Climate

How To Engage And Win The Conversation About Climate And Energy

CREDIT: Shutterstock



After a wave election for conservatives, it’s always a good idea for progressives to go back to the basics — like good, consistent messaging. Certainly, the 2014 political tsunami was so big it easily overtopped efforts to make a modest levee out of climate change.

So we must redouble our efforts. How timely, then, that Betsy Taylor of Breakthrough Strategies & Solutions has updated her excellent messaging guide on climate and clean energy, “Climate Solutions for a Stronger America.”

Back in 2012, she “commissioned a national survey of likely voters to determine how leaders can engage and win on climate and energy in key races around the country.” She then consulted with leading communications experts to weave together a coherent narrative from the threads of those findings. This year, Breakthrough Strategies & Solutions went through the process again, combining polling data and other recent surveys with input from communications experts.

The result is another must-read for those who, like me, believe in coherent narratives. The research “identified three top-performing messages” that form a “persuasive narrative triangle” (see figure above). Here is more on the first of the three major messages:

SEVERE WEATHER/KIDS

Message: “We can no longer ignore our strange and increasingly severe weather. We have a moral obligation to our children to protect them – that means preparing for tackling climate change now.”

Underlying Value: Moral Responsibility

Tips & Talking Points: Stress urgency. Emphasize that we’re seeing climate impacts now. People who feel more urgency are more likely to support efforts to cut carbon pollution. But it’s important to also show them the solutions.

Talk about kids growing up today (not “future generations,” which creates the misperception that impacts and costs are far off.)

Talk about the costs of inaction far outweighing investments in solutions. We are already paying the price for weather disasters, crop failures, and higher insurance rates.

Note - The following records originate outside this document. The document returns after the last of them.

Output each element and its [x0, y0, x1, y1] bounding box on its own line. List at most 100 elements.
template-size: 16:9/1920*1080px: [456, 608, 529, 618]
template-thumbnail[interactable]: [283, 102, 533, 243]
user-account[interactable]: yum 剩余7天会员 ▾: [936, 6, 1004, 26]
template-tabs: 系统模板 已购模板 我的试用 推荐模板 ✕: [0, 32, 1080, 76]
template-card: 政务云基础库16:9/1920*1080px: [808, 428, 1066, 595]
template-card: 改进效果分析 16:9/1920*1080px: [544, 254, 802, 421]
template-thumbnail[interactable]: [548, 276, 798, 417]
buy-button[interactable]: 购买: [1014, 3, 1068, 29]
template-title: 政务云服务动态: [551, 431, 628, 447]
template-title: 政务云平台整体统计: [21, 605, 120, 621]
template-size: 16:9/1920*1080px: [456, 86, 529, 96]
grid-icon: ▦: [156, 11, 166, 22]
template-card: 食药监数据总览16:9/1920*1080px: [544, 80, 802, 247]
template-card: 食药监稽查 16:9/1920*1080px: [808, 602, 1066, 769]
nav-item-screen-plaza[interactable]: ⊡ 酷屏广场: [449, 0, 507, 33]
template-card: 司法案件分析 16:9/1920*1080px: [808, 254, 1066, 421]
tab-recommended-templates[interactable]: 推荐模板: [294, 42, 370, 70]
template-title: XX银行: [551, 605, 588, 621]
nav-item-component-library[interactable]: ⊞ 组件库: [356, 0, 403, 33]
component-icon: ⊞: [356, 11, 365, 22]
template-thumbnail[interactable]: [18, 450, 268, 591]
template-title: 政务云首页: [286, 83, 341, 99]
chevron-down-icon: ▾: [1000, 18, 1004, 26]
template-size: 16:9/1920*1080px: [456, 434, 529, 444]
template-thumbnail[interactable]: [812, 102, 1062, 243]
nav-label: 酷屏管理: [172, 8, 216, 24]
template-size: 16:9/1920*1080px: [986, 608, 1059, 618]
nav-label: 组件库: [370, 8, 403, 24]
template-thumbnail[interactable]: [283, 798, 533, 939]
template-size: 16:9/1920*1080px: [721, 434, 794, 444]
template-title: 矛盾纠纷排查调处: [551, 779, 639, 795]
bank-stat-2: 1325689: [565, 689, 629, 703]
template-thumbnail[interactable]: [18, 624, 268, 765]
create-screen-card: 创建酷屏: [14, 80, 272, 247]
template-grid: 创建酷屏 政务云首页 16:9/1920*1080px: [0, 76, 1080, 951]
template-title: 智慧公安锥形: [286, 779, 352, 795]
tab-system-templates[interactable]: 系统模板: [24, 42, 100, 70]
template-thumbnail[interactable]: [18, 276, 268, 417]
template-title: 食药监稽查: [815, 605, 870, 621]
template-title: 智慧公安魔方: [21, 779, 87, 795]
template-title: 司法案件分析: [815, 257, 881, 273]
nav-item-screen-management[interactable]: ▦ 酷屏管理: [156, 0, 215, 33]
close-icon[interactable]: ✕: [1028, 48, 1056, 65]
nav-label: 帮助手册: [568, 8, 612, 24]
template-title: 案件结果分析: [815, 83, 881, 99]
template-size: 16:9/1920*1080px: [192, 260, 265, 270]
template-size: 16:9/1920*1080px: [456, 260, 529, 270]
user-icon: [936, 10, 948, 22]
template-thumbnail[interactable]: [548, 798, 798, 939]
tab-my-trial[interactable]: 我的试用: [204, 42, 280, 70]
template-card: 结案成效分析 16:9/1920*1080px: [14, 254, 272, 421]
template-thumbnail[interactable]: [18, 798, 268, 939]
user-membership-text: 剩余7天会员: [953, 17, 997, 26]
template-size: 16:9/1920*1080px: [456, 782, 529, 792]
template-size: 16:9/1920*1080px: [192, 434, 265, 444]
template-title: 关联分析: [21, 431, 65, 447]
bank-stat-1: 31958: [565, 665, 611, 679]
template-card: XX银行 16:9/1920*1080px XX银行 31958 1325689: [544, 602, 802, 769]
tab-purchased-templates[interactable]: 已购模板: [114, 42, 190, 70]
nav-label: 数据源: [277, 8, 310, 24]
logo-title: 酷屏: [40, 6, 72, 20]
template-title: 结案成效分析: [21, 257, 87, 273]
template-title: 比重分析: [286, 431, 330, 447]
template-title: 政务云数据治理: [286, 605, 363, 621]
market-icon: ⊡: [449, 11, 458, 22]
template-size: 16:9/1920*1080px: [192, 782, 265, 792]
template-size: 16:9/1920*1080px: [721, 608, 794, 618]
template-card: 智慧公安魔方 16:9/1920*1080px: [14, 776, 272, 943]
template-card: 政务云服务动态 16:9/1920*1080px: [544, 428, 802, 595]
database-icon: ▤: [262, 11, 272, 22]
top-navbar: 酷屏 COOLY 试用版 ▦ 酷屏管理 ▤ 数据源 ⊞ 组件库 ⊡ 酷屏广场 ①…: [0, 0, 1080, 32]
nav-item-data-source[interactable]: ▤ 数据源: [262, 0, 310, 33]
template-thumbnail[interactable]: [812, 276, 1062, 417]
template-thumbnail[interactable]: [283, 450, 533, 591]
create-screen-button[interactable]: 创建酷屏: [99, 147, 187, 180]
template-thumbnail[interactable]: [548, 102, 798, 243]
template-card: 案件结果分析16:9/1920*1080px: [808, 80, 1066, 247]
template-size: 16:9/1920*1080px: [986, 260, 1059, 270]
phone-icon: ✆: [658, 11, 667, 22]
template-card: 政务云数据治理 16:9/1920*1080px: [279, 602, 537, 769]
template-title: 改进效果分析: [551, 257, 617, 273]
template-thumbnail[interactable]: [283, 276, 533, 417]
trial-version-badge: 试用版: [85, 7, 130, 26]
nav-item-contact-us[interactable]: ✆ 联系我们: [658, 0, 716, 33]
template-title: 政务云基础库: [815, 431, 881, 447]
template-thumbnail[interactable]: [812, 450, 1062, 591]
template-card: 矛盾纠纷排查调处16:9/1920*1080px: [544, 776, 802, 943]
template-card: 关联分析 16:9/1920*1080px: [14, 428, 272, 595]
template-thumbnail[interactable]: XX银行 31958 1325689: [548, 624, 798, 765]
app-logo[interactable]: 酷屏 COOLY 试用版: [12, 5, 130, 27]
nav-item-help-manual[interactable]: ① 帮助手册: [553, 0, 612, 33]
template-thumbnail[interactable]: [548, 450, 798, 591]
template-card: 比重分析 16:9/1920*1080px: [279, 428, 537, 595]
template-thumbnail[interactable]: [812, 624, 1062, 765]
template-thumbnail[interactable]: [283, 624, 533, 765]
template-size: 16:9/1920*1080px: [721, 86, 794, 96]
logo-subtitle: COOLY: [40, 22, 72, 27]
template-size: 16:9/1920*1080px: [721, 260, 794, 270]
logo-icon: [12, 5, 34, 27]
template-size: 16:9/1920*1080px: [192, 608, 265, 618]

Certainly the moral argument is the winning one, as I’ve argued. And it’s key to focus on increasingly extreme weather since we know linking that trend to climate change is scientifically accurate (see “Trenberth on How To Relate Climate Extremes to Climate Change“). And costs are rising (see “The $188 Billion Price Tag from Climate-Related Extreme Weather”).

We also know this message resonates with people (see Poll: Majority of Americans Understand Global Warming Worsens Extreme Weather and Want Nation to Act and Poll: Americans’ Understanding of Climate Change Increasing With More Extreme Weather, Warmer Temperatures.

Here’s more on the second message:

Oil Companies’ Stranglehold on Democracy

Message: “Oil companies are using billions in profits to rig the system against clean energy solutions. We need to break their stranglehold on our democracy, and put people, not oil companies, back in charge.

Underlying Value: Accountability

Tips & Talking Points: Emphasize the oil industry’s deceptive, coordinated, and well-funded campaigns to mislead Americans on climate science and block clean energy solutions.

Point out it’s the same strategy – using some of the exact same people – tobacco companies used to hide the truth about the risks of smoking.

This message is an important one and should be included in some form in all major presentations on climate.

Breakthrough Strategies & Solutions notes, “It explains mixed messages” — why Americans hear so much about how urgent a problem climate change is while, at the same time, they don’t see much action on it. “Now they can see why progress has been slow; big oil and coal have thrown up many roadblocks to progress.”

Here’s more on the crucial third message:

Underlying Value: Empowerment

Taking Charge of Our Own Energy

Message: “Investing in clean energy means investing in our own communities and taking charge of our own energy. Instead of subsidizing big oil, we invest in wind turbines on farms, solar on our roofs, and schools that use less energy – creating local jobs, stronger communities and a more stable climate.”

Underlying Value: Empowerment

Tips & Talking Points: It’s now. It’s local. Talk about practical, clean-energy solutions available today. Describe a local clean energy success story – of solar, wind, a green building, or energy savings.

Focus on benefits to people – our families, our towns, and our neighborhoods – and talk about regular people taking positive action.

Take on opponents with patriotic pride: Those who say nothing can be done about climate change forget who we are and what we can do. No one should doubt America’s ingenuity and resolve. People are proud of America’s history of problem-solving and innovation.

The solutions and clean energy jobs message has always been among the most important, as pretty much every poll in recent years makes clear

There is more in this guide, including “Key Supporting Facts,” examples of how to respond to specific attacks, and “General Communication Tips” (like “Repeat, repeat, repeat”). Kudos to Betsy Taylor and Breakthrough Strategies & Solutions for putting together this well-timed, must-read guide.